Not even one week after Pope Francis brought his gospel of anti-consumerism to Manhattan, Advertising Week in New York opened up with a gala in a cathedral. Granted, St. Bart's, where the event was held, is an Episcopal church, so the Cool Pope, as he's sometimes referred to in the press, might have been cool with it. He also might have been cool with the jazz band and the drinking (even if the booze was not transubstantiated) -- and maybe with Advertising Week Executive Director Matt Sheckner preaching the glories of advertising from the pulpit. Lighting up the walls of the church with the hashtag #AWXII and the logo of event sponsor Amazon.com was just a little much.
But Advertising Week wouldn't be Advertising Week without a little excess. Perhaps the most annoying excess of the week was the humidity. Unseasonably warm, moist weather combined with tourist-dodging in the Times Square area had a number of people grumbling. When they weren't grumbling, however, they might have been talking about the following:
Ad blocking, ad blocking, ad blocking: Ad blocking didn't have much of an official presence in the programming for Advertising Week, but it kept coming up at panel after panel. Ad blocking, along with ad fraud, seemed to be two of the biggest pain points of the week, though there was very little offered in terms of practical solutions. A lot of agency and marketing types kept saying "better creative" was the best answer. But just in case, the Interactive Advertising Bureau is embarking on a publicity and engineering battle against ad blocking.
Your name here: Taking advantage of all the worries about ad blocking and ad fraud and having so many industry people in the same place, the Outdoor Advertising Association of America, with the help of agency PNYC, ran a pretty brilliant ambush campaign. Using billboards, phone kiosks, bus shelters, buses and even Times Square, the effort called out agencies and executives by name, arguing that outdoor was not only the real deal, but it could also drive real results in digital. The ads sent people to feelthereal.org, where the dangers of digital and the benefits of outdoor were made clear. The effort also included a lot of robot-bashing and secret messages in the binary code included on each ad.

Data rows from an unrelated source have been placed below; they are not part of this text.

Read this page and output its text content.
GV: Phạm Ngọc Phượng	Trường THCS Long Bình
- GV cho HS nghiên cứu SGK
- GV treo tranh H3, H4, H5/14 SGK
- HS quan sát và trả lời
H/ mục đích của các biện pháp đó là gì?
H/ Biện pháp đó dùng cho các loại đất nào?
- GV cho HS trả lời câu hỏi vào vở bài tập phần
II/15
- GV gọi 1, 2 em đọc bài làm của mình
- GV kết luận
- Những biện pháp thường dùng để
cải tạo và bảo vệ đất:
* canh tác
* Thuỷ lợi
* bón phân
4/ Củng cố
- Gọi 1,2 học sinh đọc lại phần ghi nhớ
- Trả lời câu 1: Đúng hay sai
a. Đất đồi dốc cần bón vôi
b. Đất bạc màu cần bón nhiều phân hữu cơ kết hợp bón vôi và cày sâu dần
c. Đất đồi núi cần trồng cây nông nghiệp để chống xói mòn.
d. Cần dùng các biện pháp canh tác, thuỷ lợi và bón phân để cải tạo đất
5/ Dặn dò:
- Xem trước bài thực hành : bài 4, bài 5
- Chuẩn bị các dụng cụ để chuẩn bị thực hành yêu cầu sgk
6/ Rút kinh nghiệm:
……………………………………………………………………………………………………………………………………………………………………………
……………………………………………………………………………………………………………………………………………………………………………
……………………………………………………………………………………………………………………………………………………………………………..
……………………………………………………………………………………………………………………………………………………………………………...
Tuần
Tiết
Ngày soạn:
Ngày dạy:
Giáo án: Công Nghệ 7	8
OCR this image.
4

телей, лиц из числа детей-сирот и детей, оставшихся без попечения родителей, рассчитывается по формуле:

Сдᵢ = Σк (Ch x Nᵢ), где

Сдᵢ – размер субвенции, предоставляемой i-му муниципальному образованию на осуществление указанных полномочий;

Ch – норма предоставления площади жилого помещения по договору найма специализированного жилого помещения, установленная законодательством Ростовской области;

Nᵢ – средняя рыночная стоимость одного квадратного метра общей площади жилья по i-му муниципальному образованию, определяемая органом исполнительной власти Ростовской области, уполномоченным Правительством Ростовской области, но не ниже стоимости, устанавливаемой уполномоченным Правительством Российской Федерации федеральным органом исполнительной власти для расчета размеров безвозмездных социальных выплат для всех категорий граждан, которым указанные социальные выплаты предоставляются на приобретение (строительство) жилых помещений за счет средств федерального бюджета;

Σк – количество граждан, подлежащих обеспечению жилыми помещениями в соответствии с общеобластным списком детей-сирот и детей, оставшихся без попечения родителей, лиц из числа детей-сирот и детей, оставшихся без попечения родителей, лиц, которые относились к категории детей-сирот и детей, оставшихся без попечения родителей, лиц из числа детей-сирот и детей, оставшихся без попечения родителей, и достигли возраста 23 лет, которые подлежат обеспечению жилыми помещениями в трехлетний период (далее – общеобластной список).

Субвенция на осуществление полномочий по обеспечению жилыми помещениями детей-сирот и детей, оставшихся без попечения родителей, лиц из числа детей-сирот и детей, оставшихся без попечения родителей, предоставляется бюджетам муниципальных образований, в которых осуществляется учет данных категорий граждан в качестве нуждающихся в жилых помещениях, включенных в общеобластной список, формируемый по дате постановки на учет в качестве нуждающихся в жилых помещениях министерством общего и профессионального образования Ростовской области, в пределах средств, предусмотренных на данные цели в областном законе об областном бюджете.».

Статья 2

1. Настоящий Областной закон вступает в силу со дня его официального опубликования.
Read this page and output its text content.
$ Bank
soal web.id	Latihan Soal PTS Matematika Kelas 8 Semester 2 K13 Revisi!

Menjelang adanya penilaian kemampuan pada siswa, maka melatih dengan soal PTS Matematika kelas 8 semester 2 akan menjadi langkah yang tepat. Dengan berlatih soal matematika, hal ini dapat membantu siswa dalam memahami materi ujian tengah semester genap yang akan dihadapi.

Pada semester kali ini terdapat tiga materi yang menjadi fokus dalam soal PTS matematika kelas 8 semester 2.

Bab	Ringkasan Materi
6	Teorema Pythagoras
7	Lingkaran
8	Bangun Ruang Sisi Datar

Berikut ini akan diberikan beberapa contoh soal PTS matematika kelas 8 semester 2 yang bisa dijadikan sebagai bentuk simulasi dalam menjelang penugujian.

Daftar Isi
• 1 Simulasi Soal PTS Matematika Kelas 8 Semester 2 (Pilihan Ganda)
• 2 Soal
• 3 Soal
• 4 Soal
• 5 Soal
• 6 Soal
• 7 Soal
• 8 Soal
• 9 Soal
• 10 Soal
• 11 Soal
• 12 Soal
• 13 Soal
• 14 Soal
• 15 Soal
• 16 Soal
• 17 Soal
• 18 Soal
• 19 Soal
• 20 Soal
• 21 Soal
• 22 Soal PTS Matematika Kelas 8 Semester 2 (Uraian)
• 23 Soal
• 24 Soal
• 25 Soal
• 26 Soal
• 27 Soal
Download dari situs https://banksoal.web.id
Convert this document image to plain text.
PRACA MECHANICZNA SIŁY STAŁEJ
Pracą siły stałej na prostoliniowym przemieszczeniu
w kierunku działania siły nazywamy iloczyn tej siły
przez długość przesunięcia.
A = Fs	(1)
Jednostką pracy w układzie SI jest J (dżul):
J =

Pre-rolls for panels: Attendees to Advertising Week perhaps felt at times like they were watching online video as every panel was preceded by video advertising. One particular ad, for Adobe, was actually brought to life in the venues. The spot featured a Mars launch continually interrupted by the demands of the fake energy-drink brand sponsoring the trip to space. AstroBoost energy drink, as the brand was called, was actually on offer during Advertising Week.
An Advertising Week by any other name: "It's something else, but not Advertising Week." That was WPP Chief Martin Sorrell during a fireside chat with MediaLink Chairman-CEO Michael Kassan. No one seemed to have a better idea for what to call it, though.
A little encouragement: Mr. Kassan kicked off his talk with Mr. Sorrell by asking about the previous day's announcement of the comScore-Rentrak merger. WPP will have a 16% stake in the combined firm, but no seat on the board. Despite all that, Mr. Sorrell called the timing of the announcement "excellent" and "accidentally on purpose." He also said, "It's fair to say we tried to encourage them to get together."
A different kind of agency talent: Some may have taken in Snoop or one of the other not-so-secret surprise acts -- and we're totally biased here -- but one of the most entertaining events of the week was Ad Age and The Trade Desk's Karaoke for a Cause. Fifteen groups from fifteen agencies battled it out for charity at Arena just off of Times Square. To say the teams took it seriously would be an understatement. In fact, Grey's team hired a marching band to walk them on and off the stage for its rousing rendition of Whitney Houston's "I Wanna Dance With Somebody." (Apparently karaoke purists did not approve of the ringers.) Ultimately, Starcom MediaVest's team beat rivals such McCann's Touch This and Key of D (that would be Deutsch) to secure the $10,000 prize on behalf of UJA-Federation of New York.
Move over J.T.: "Is this the line for T.A.?" Overheard during the wait to hear AOL CEO Tim Armstrong, apparently famous enough in Advertising Week circles to go by just his initials, at the Times Center on Wednesday.
She doesn't always watch TV, but…: Julz Goddard, better known as YesJulz on SnapChat, told Ad Age that she doesn't watch TV, but when she DOES watch TV, she watches commercials. And she's a big fan of Sprite's work featuring LeBron James.